Call options provide you with the right to buy shares of a certain stock, and when you exercise the option, you actually buy the shares. After you tell your broker to exercise an option, you have a few days to deposit the money into your brokerage account to pay for the shares. With the right type of account, it's possible to exercise and then sell the shares without coming up with the cash to actually pay for them.
Exercising a Call Option
People often choose to exercise a call option when the underlying stock price is above the strike or exercise price on the option. The decision to exercise lets you buy shares at the lower strike price, resulting in an automatic profit on the shares -- at least on paper. If the stock price is above the strike price when the option expires, the option will often automatically be exercised and the shares will be in your brokerage account on Monday, following the Friday expiration. Although in-the-money options are often set up to be exercised automatically, you as the option owner can always specify other conditions of sale. The choice to exercise is entirely in your hands.
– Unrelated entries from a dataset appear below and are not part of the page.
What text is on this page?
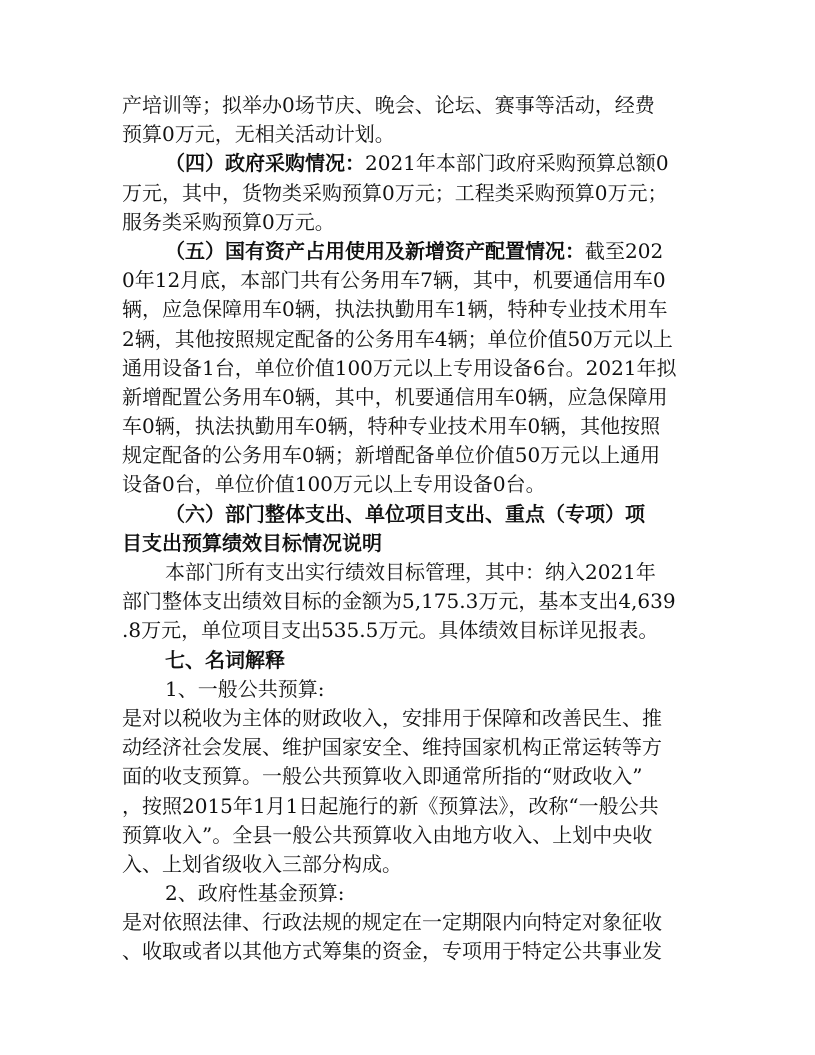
产培训等；拟举办0场节庆、晚会、论坛、赛事等活动，经费
预算0万元，无相关活动计划。

（四）政府采购情况：2021年本部门政府采购预算总额0
万元，其中，货物类采购预算0万元；工程类采购预算0万元；
服务类采购预算0万元。

（五）国有资产占用使用及新增资产配置情况：截至202
0年12月底，本部门共有公务用车7辆，其中，机要通信用车0
辆，应急保障用车0辆，执法执勤用车1辆，特种专业技术用车
2辆，其他按照规定配备的公务用车4辆；单位价值50万元以上
通用设备1台，单位价值100万元以上专用设备6台。2021年拟
新增配置公务用车0辆，其中，机要通信用车0辆，应急保障用
车0辆，执法执勤用车0辆，特种专业技术用车0辆，其他按照
规定配备的公务用车0辆；新增配备单位价值50万元以上通用
设备0台，单位价值100万元以上专用设备0台。

（六）部门整体支出、单位项目支出、重点（专项）项
目支出预算绩效目标情况说明
本部门所有支出实行绩效目标管理，其中：纳入2021年
部门整体支出绩效目标的金额为5,175.3万元，基本支出4,639
.8万元，单位项目支出535.5万元。具体绩效目标详见报表。

七、名词解释

1、一般公共预算:
是对以税收为主体的财政收入，安排用于保障和改善民生、推
动经济社会发展、维护国家安全、维持国家机构正常运转等方
面的收支预算。一般公共预算收入即通常所指的“财政收入”
，按照2015年1月1日起施行的新《预算法》，改称“一般公共
预算收入”。全县一般公共预算收入由地方收入、上划中央收
入、上划省级收入三部分构成。

2、政府性基金预算:
是对依照法律、行政法规的规定在一定期限内向特定对象征收
、收取或者以其他方式筹集的资金，专项用于特定公共事业发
Whenever you purchase stock, settlement rules give you three business days to pay for the shares. This means that when you choose to exercise, it is not necessary to have the money to pay for the shares in your account at that moment. You can take a couple of days to transfer the money to your broker. If you have a margin brokerage account, you can use a margin loan to pay for one-half of the cost and you need to deposit or have account equity for the other half before the trade settles.
Flipping The Shares
With three days to pay for your call option shares, you might think you could just sell the shares before the three days and never have to pay for them. You could probably get away with this -- once. In a cash account, selling shares that have not settled and been paid for is called "freeriding," which is prohibited. If you do freeride, you broker has the right to freeze your account for 90 days. In a margin account, you could flip the shares if you have enough available equity to cover half of the cost of the shares. If you do not have enough equity, selling the shares without paying for them violates Securities and Exchange Commission Regulation T, and your account will be tagged with a "liquidation violation," which could lead to trading restrictions if it happens again.
Selling the Call Options
If your call option is in-the-money with the stock price above the exercise price, you can lock in that equity by just selling the option to someone else. In other words, there really is no need to exercise the option, receive the shares and quickly sell them. A better reason to exercise a call would be to obtain the shares as a longer term investment, but if you do not have the money to pay for the shares, that is not an option. If you choose to sell, you can sell your call options at any time until the market closes on the expiration Friday.